Opinion: Monday’s earthquake was a warning. A much worse quake is coming.

Monday morning, Southern Californians were reminded of just how fragile the ground beneath them really is. A 5.2-magnitude earthquake rattled San Diego County, sending shockwaves as far as Los Angeles. San Diegans were lucky: No deaths or major damage have been reported. But luck isn’t a plan. And with our national disaster system melting down, they could be on their own when the real one hits.

Last month, President Trump signed Executive Order 14239, seeking to offload responsibility for disaster response to state and local governments. A few days later, Homeland Security Secretary Kristi Noem said she planned to “eliminate” the Federal Emergency Management Agency (FEMA). This isn’t reform. It’s abandonment. It’s chaos by design.

Here’s how our disaster system is supposed to work: Local responders are the first in. The state backs them up. And when the scale of the crisis exceeds their capacity, the federal government steps in — like a big brother with deep pockets and national muscle. The Stafford Act authorizes this, and the National Incident Management System is the playbook.

This system, when it works, brings order to the chaos of catastrophe. But it is being dismantled before our eyes. And no one has any idea what will take its place.

The system hasn’t always worked. After Hurricane Maria in 2017, chaos in the first Trump administration led to prolonged suffering in Puerto Rico. Then came the spectacular collapse of federal crisis management in April 2020 during COVID-19’s early weeks. “We were all told on a phone call — all 50 governors — that we were basically on our own,” said Washington Gov. Jay Inslee. Hospitals overflowed. Personal protective equipment vanished. States were left to compete against each other for lifesaving supplies.

The administration’s workaround seems to be to write the federal government out of the process altogether. That huge gamble is based on the idea that “all disasters are local” — a concept that crumbles in the face of true catastrophe. Studies of major earthquake responses — from Mexico City in 1985 to Christchurch, New Zealand, in 2010 to Turkey in 1999 and 2023 — have found time and again that local and state governments were overwhelmed within hours.

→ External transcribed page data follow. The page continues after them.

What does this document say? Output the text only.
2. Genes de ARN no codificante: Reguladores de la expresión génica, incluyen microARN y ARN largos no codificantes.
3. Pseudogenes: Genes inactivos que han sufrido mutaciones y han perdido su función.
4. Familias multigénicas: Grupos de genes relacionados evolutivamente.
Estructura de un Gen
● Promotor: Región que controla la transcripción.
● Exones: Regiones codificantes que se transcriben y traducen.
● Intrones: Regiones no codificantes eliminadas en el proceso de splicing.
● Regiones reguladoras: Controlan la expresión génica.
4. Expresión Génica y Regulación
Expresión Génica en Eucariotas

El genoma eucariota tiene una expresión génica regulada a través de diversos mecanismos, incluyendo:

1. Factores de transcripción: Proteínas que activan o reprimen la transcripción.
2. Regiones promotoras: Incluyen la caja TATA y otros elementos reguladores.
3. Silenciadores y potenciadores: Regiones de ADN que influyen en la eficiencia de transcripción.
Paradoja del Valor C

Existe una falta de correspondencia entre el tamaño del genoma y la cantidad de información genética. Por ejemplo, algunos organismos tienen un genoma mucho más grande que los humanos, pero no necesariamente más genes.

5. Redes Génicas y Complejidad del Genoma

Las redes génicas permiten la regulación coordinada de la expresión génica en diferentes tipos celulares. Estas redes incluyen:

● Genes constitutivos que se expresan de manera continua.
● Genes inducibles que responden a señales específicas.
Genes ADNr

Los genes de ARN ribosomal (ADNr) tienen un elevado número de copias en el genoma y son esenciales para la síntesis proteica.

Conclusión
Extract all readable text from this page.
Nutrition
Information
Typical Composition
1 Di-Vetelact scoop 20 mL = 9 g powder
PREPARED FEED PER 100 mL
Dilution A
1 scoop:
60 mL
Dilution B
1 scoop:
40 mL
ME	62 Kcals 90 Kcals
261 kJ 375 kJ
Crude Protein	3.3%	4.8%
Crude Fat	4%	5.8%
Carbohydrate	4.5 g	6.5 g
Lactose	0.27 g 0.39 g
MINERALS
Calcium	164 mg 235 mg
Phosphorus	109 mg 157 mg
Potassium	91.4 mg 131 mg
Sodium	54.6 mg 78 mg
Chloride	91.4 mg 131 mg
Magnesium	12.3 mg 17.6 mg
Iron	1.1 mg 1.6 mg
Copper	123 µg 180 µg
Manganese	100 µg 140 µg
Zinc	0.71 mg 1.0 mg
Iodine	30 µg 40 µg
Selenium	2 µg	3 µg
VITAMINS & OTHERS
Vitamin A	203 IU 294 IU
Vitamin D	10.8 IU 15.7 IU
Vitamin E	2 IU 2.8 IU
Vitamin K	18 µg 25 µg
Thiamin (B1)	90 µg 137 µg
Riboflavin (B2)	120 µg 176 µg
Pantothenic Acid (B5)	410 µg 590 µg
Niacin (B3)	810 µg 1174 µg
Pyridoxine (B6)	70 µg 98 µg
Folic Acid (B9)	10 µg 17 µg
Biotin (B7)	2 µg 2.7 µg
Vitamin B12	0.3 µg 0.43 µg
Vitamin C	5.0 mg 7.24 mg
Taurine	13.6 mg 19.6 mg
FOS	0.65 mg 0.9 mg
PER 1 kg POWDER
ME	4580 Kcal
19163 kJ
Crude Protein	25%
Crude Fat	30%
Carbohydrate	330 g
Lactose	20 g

This matters deeply for San Diego County, which is at risk from several fault zones. The California Earthquake Authority says there is a 75% chance of a magnitude 7.0 or greater earthquake striking Southern California in the next two decades.

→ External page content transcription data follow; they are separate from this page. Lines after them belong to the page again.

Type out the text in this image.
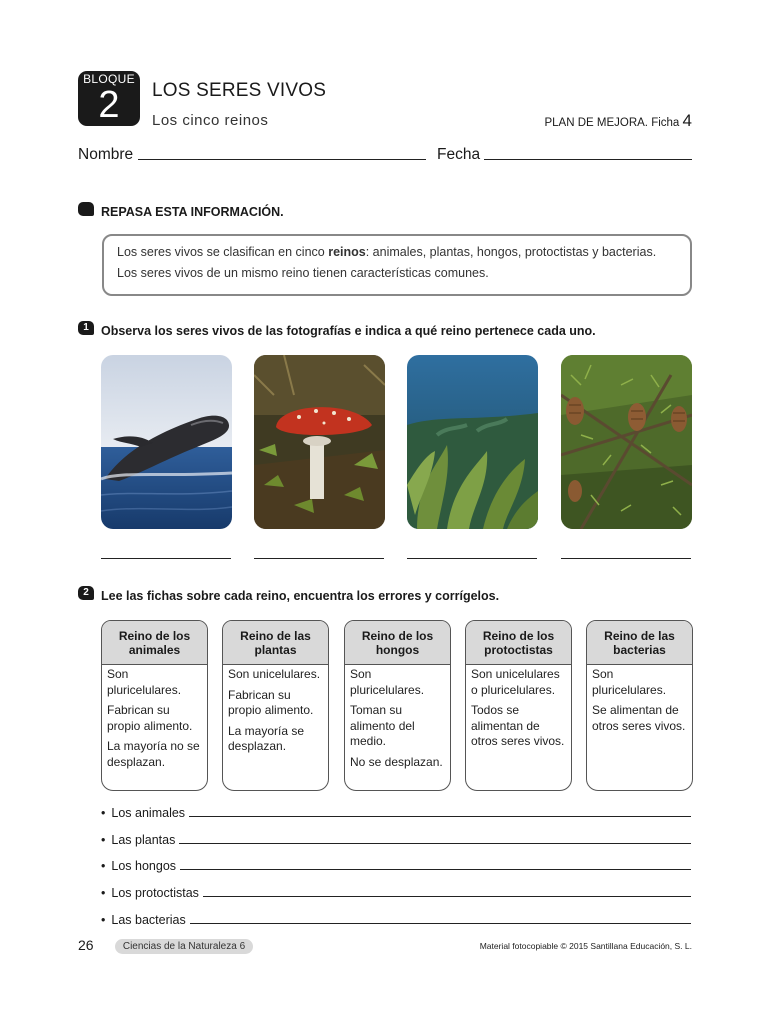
BLOQUE
2	LOS SERES VIVOS
Los cinco reinos	PLAN DE MEJORA. Ficha 4
Nombre	Fecha
REPASA ESTA INFORMACIÓN.
Los seres vivos se clasifican en cinco reinos: animales, plantas, hongos, protoctistas y bacterias.
Los seres vivos de un mismo reino tienen características comunes.
1 Observa los seres vivos de las fotografías e indica a qué reino pertenece cada uno.
2 Lee las fichas sobre cada reino, encuentra los errores y corrígelos.
Reino de los animales

Son pluricelulares.

Fabrican su propio alimento.

La mayoría no se desplazan.

Reino de las plantas

Son unicelulares.

Fabrican su propio alimento.

La mayoría se desplazan.

Reino de los hongos

Son pluricelulares.

Toman su alimento del medio.

No se desplazan.

Reino de los protoctistas

Son unicelulares o pluricelulares.

Todos se alimentan de otros seres vivos.

Reino de las bacterias

Son pluricelulares.

Se alimentan de otros seres vivos.

• Los animales
• Las plantas
• Los hongos
• Los protoctistas
• Las bacterias
26	Ciencias de la Naturaleza 6	Material fotocopiable © 2015 Santillana Educación, S. L.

If the really big one hit today, would we be ready? Not even close.

The United States has the resources, the people and the expertise. What we don’t have is someone in charge to make things happen. We need FEMA — now more than ever — to manage the increasingly complex and severe disasters of a polycrisis age. A refocused and empowered FEMA would forge strong public-private partnerships, leading a response that is government-led but not government-centric. It would become the national disaster machine we so desperately need: fast, coordinated, relentless.

But we are running out of time.

One day soon, San Diegans will wake up in a parallel universe. A massive earthquake will rip through Southern California, severing infrastructure, overwhelming hospitals and leaving entire communities stranded. Dazed families will wander through ruined neighborhoods. Thousands will be trapped in the rubble. And no one will be coming.

When that failure happens, it won’t stem from a lack of personnel, equipment or technology. It will stem from a lack of competence.

And that will be the catastrophe within the catastrophe.

McKinney is a former deputy commissioner at the New York City Office of Emergency Management and a former member of FEMA’s National Advisory Council, and lives in New York City.